Bellingham Makeup Artist: Color Theory 101

Today we are going back to the basics! Color Theory is something stylists in the beauty industry use habitually, but is a little foreign to the general public. The more we train our eyes to see colors, whether they be complimentary or neutralizing, the more we are able to design everything from makeup looks to outfits to home decor. I'll try to keep it simple, but let me know if you have any questions! 



Primary Colors

This is the foundation of all colors, you can make every single color if you have these three.

Red, Blue, and Yellow.


Secondary Colors

Imagine you had the three primary colors in eye shadow swatches on your arm. Now what would happen if you blended each of the lines where the colors meet? You get secondary colors! 
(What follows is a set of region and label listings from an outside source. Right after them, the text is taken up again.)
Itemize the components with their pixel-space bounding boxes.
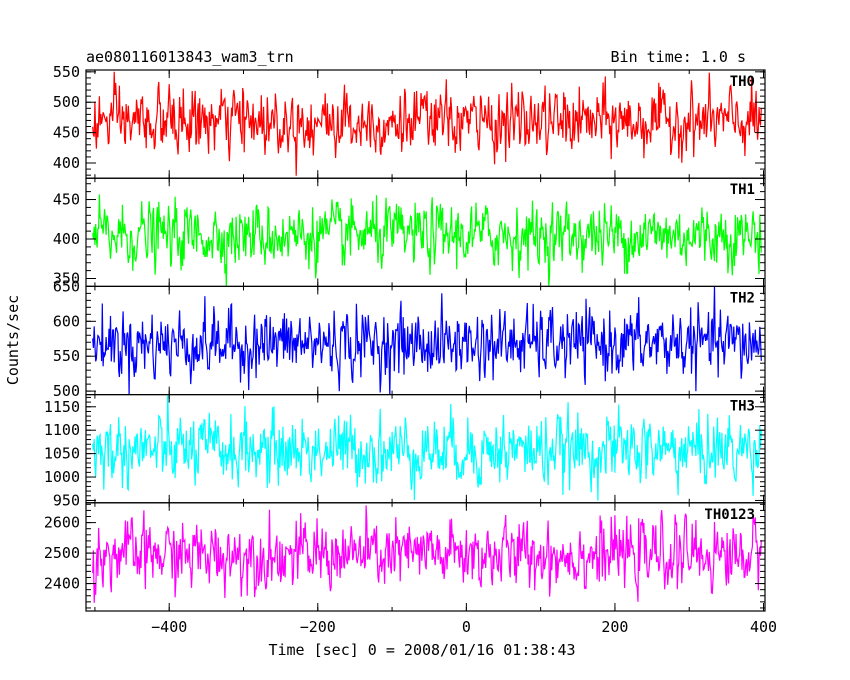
panel-label-th3: TH3	[730, 399, 755, 415]
panel-frame-th0123	[85, 502, 766, 612]
y-tick-label: 1150	[44, 398, 80, 416]
y-tick-label: 1100	[44, 421, 80, 439]
panel-frame-th2	[85, 285, 766, 396]
panel-label-th0123: TH0123	[704, 507, 755, 523]
series-th1	[92, 194, 762, 287]
y-tick-label: 550	[53, 63, 80, 81]
x-tick-label: −200	[300, 618, 336, 636]
y-axis-title: Counts/sec	[4, 295, 22, 385]
y-tick-label: 1000	[44, 468, 80, 486]
panels-group: 400 450 500 550 TH0 350 400 450 TH1 500 550 600 650 T…	[44, 63, 777, 636]
y-tick-label: 600	[53, 312, 80, 330]
y-tick-label: 450	[53, 191, 80, 209]
x-axis-title: Time [sec] 0 = 2008/01/16 01:38:43	[268, 641, 575, 659]
y-tick-label: 1050	[44, 445, 80, 463]
chart-title: ae080116013843_wam3_trn	[86, 48, 294, 66]
y-tick-label: 500	[53, 382, 80, 400]
y-tick-label: 350	[53, 270, 80, 288]
y-tick-label: 650	[53, 277, 80, 295]
panel-label-th0: TH0	[730, 74, 755, 90]
bin-time-label: Bin time: 1.0 s	[611, 48, 746, 66]
series-th0123	[92, 505, 762, 603]
y-tick-label: 950	[53, 491, 80, 509]
panel-label-th1: TH1	[730, 182, 755, 198]
y-tick-label: 2400	[44, 575, 80, 593]
series-th0	[92, 71, 762, 176]
y-tick-label: 400	[53, 230, 80, 248]
x-tick-label: 400	[750, 618, 777, 636]
y-tick-label: 550	[53, 347, 80, 365]
x-tick-label: 0	[462, 618, 471, 636]
y-tick-label: 400	[53, 154, 80, 172]
x-tick-label: −400	[151, 618, 187, 636]
x-tick-label: 200	[601, 618, 628, 636]
panel-label-th2: TH2	[730, 290, 755, 306]
y-tick-label: 450	[53, 124, 80, 142]
y-tick-label: 500	[53, 93, 80, 111]
y-tick-label: 2600	[44, 514, 80, 532]
y-tick-label: 2500	[44, 544, 80, 562]
series-th2	[92, 286, 762, 395]
series-th3	[92, 394, 762, 501]
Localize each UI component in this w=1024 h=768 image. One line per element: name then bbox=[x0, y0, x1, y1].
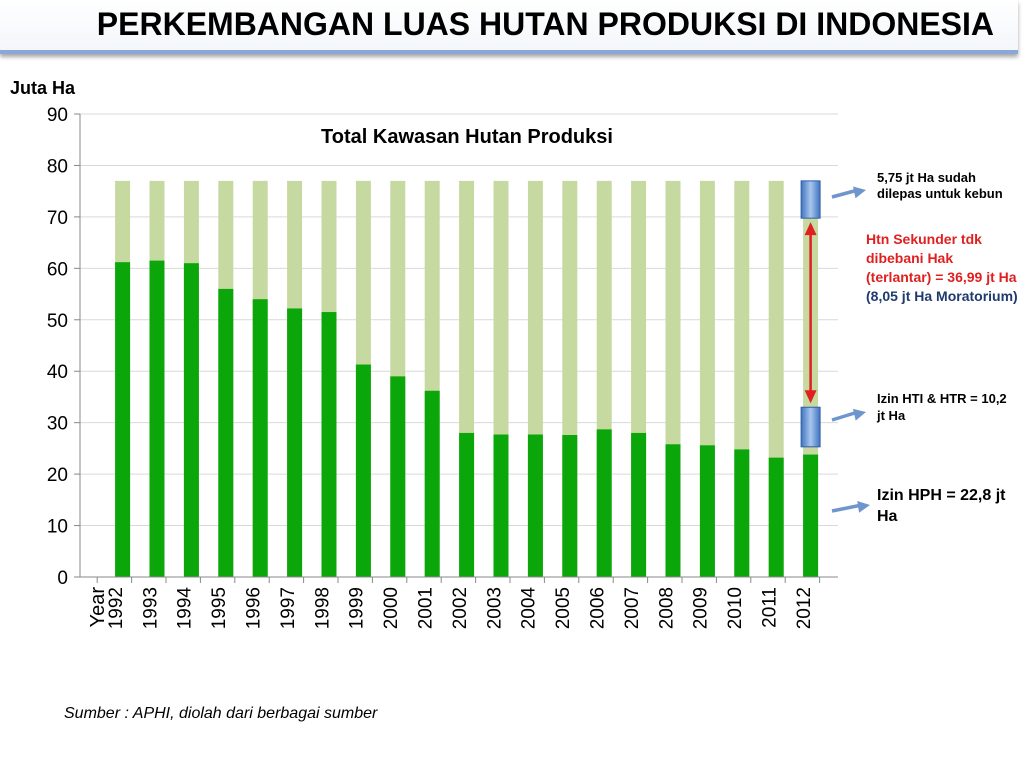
arrow-hph-head bbox=[857, 500, 870, 513]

Orange, Violet, and Green.


Tertiary Colors 

Back to the swatches illustration. Imagine you have each of the primary and secondary colors on your arm, now blend those lines again. Now you have tertiary colors! 

Yellow-Orange, Orange-Red, Red-Violet, Violet-Blue, Blue-Green, and Green-Yellow. 

Fun fact. Each of the tertiary colors are a marriage between one primary and one secondary!

Now you can at least identify the colors on the color wheel! The tricky part is to learn the relationship these colors have with each other. Two ways we use this in makeup is to perfect skin (using neutralizing colors) and making eyes "pop" (using complementary colors). 


Complementary Colors

If you want a certain color to stand out, you surround it with a "complementary color" which is the color directly opposite on the color wheel. Also notice, cool tones are always opposite warm ones.






For example: If someone sits in my chair and tells me they really like the green in their beautiful hazel eyes, I go for the plummy/wine tones for their eye shadow. If they would love to make the blue really come out in photos I go for the orange tones such as copper and bronze. 


Neautralizing Colors

This is how makeup artists get your skin to behave! We don't just keep adding layers of makeup until it fades away, we color correct. By finding those same opposite colors on the color wheel and layering them, we neutralize what we want to hide. 

Example: If during skin prep I notice a little irritation (yay pimples) I color correct with a green toned concealer before moving on to the foundation. If someone has dark under eye circles a little peach/salmon concealer (well blended!) before the skin toned concealer is applied does wonders.

Color correction = neutralizing the colors you don't want.